Abstract
Primary central nervous system lymphoma (PCNSL) is a rare and aggressive B-cell malignancy with poor long-term survival. The MATRix regimen (high-dose methotrexate, cytarabine, thiotepa, and rituximab combination therapy) was considered as an effective therapy for the younger patients with PCNSL. However, due to severe hematologic toxicity, mainly caused by high-dose cytarabine, the regimen's application is limited in elderly patients with PCNSL. Therefore, a safe and effective regimen is essential for PCNSL patients across a broader age range. Orelabrutinib, a novel Bruton tyrosine kinase inhibitor with high positive cerebrospinal fluid concentration and fewer off-target effects, has demonstrated impressive efficacy and manageable safety in PCNSL. We aimed to evaluate the efficacy and safety of R-MTO regimen (rituximab, methotrexate, thiotepa, and orelabrutinib) followed by autologous hematopoietic stem cell transplantation (auto-HSCT) in patients with PCNSL.

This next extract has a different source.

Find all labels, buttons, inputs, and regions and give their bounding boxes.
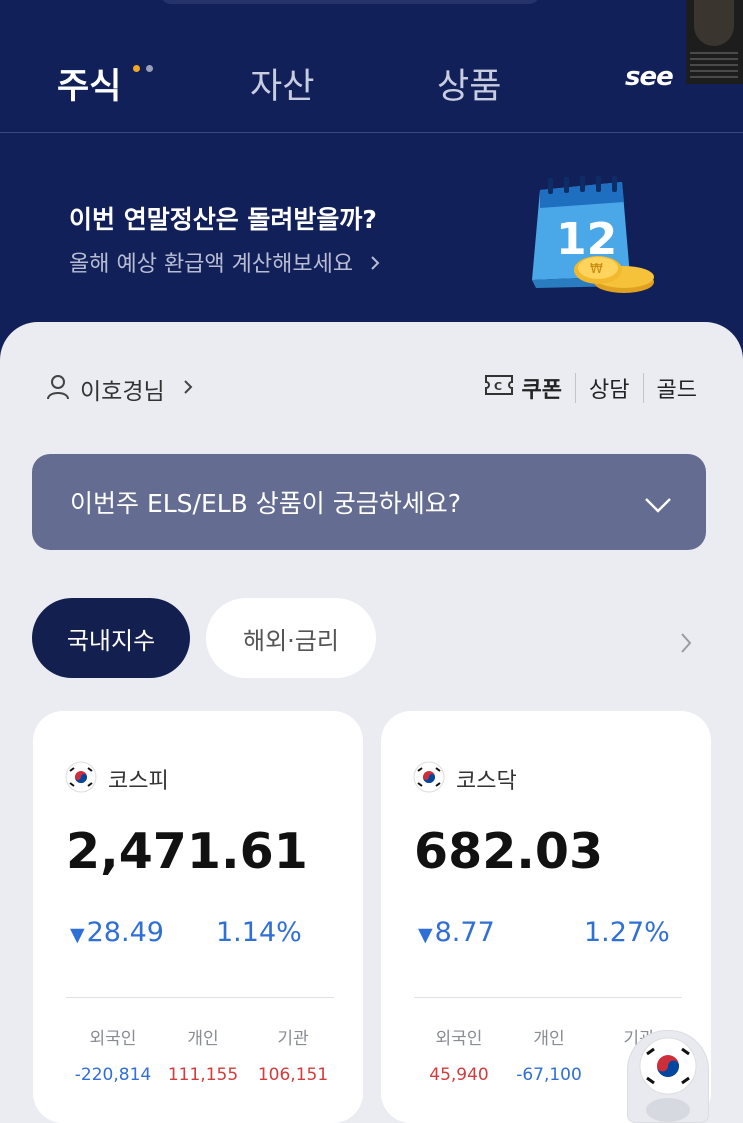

This was a prospective, open-label, single-center, single-arm study. Patients with newly diagnosed PCNSL received 6-8 cycles of R-MTO regimen as induction therapy, consisting of rituximab 375 mg/m2 intravenously on day 0, methotrexate 3.5 g/m2 intravenously on day 1, thiotepa 30 mg/m2 intravenously on day 4, and oral orelabrutinib 150 mg once daily every 3 weeks. The treatment response was assessed by magnetic resonance imaging or positron emission tomography-computed tomography according to the International PCNSL Collaborative Group (IPCG) criteria. Patients without disease progression underwent consolidation treatment with high-dose chemotherapy (HCT) followed by auto-HSCT. The HCT regimen involved thiotepa 250 mg/m2 on days -7 and -6, busulfan 3.2 mg/kg on days -5 and -4, cytarabine 2 g/m2 every 12 hours on days -3 and -2. Hematopoietic stem cells were reinfused on day 0. The primary endpoint was 24-month progression-free survival (PFS) rate, evaluated by intention-to-treat. Secondary endpoints included complete Response (CR) rate, overall response rate (ORR), overall survival (OS), and safety.
Between April 2022 and June 2025, 35 patients were enrolled, with a median age of 59 years (range, 28-75), and 19 (54.29%) were male. At the data cutoff, all patients had completed induction therapy, and the CR rate and ORR were 91.43% (32/35) and 97.14% (34/35) after 4 cycles of induction therapy, respectively. One patient with a P53 mutation did not respond to induction treatment and died 3.8 months after diagnosis. Fifteen (42.86%) patients underwent auto-HSCT, all achieving CR beforehand. One patient died from COVID-19 infection, and another relapsed and died after 6 cycles of R-MTO and auto-HSCT. The 18-month PFS and OS rates were 80.68% (95% CI 61.69-90.90) and 82.98% (95% CI 63.55-92.61), respectively. The most common adverse events associated with the R-MTO regimen were hematological toxicity, with grade 3-4 observed in 25.71% (9/35) of patients and grade 4 hematological toxicity in only 8.57% (3/35) of patients.
The R-MTO induction treatment has demonstrated notable efficacy in achieving higher response rate among patients with newly diagnosed PCNSL, with a manageable safety profile. Further related data will be presented at a later date.